Le parole gli uscivano di bocca sempre più in fretta, le frasi diventavano sempre più brevi, perché c’era così poco tempo, perché le idee erano moltissime. Capì che il suo autocontrollo era saltato, che l’istinto galoppava più forte della ragione, ma non poteva farci niente. I suoi movimenti divennero frenetici, inconsulti.

— Stammi a sentire, Leila. Henry Nevison perde il suo tempo, all’istituto. Dovrebbe andare a Raby Street, se vuole studiare la parapsicologia. Quella casa!
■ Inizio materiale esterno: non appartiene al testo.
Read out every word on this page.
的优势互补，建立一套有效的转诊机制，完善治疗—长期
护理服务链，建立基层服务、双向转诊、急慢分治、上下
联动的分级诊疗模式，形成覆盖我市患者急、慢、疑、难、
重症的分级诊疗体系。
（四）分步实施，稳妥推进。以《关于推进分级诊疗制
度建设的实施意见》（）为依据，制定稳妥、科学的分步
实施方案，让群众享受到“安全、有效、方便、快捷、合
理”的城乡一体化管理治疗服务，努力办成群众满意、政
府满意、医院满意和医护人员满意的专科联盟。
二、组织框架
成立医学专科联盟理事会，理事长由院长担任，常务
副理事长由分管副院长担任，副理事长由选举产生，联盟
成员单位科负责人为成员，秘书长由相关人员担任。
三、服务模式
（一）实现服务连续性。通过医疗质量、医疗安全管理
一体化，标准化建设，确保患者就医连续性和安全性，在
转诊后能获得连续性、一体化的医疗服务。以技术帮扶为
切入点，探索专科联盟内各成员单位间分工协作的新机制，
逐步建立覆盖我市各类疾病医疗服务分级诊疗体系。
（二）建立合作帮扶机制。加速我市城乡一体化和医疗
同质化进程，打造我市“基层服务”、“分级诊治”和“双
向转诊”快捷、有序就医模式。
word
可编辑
Stamattina ho pensato che fosse un ricovero per mostri in pensione, ma non sapevo di essere tanto vicino alla verità… Hanno tutti dei poteri. Poteri strani. Albert è capace di teleportare le persone. E Wilbur Tennent è chiaroveggente. Precognizione. La signorina Connie è un po’ come Albert, solo che trasporta oggetti. Si chiama psicocinesi, o telecinesi… E poi c’è Betty York. Non capisco cosa… Sì, lo so! E la componente fisica dell’insieme. È quello che Henry definirebbe il soma. Si prende cura degli altri, bada che mangino e via dicendo. E ha anche altri compiti. Ieri al parco non l’ho incontrata per caso. Era venuta a cercarmi. A cercarmi! Anch’io sono un mostro. Sono telepatico, e alla casa mancava un telepate. Forse è morto. Ci scommetto che quel Prince Reginald, quel tale per cui la polizia vuole interrogare Wilbur, abitava lì, e ci scommetto che è morto, e ci scommetto che io dovevo sostituirlo… Le capsule, Leila! Dammi le capsule! — Leila era pallida, preoccupata. Redpath la guardò, scosso. Prese dalle sue mani il flacone di Epanutin, e all’improvviso la carica nervosa che si era impossessata di lui sembrò svanire. Sorridendo debolmente, sedette accanto a lei sul letto, aprì il flacone con dita tremanti. Si sentiva malissimo, aveva freddo. — Sto bene — disse. Poi si infilò una capsula in bocca e l’inghiottì. — Non avere paura.

— Non ho paura.

— Questo attacco di follia mi passerà presto.

Lei gli sorrise, poco convinta. — È già passato.

— Leila — disse Redpath, dolcemente, lentamente — io credo ogni parola di quello che ti ho detto. Non capisco tutto, però ci credo. In uno degli incubi ho sognato che la casa era viva, e che la cantina era il suo stomaco… È ridicolo, certo, però l’analogia funziona. La casa e quelle persone sono una specie di essere multiplo, e vogliono che io entri a far parte della famiglia. Adesso penso che siano stati loro a farmi credere di averti assassinata, per costringermi a correre da loro, anche se non so come abbiano fatto. Forse esiste un membro della famiglia che non ho ancora incontrato, ma il punto è che rientrava tutto in un piano. Non capisci?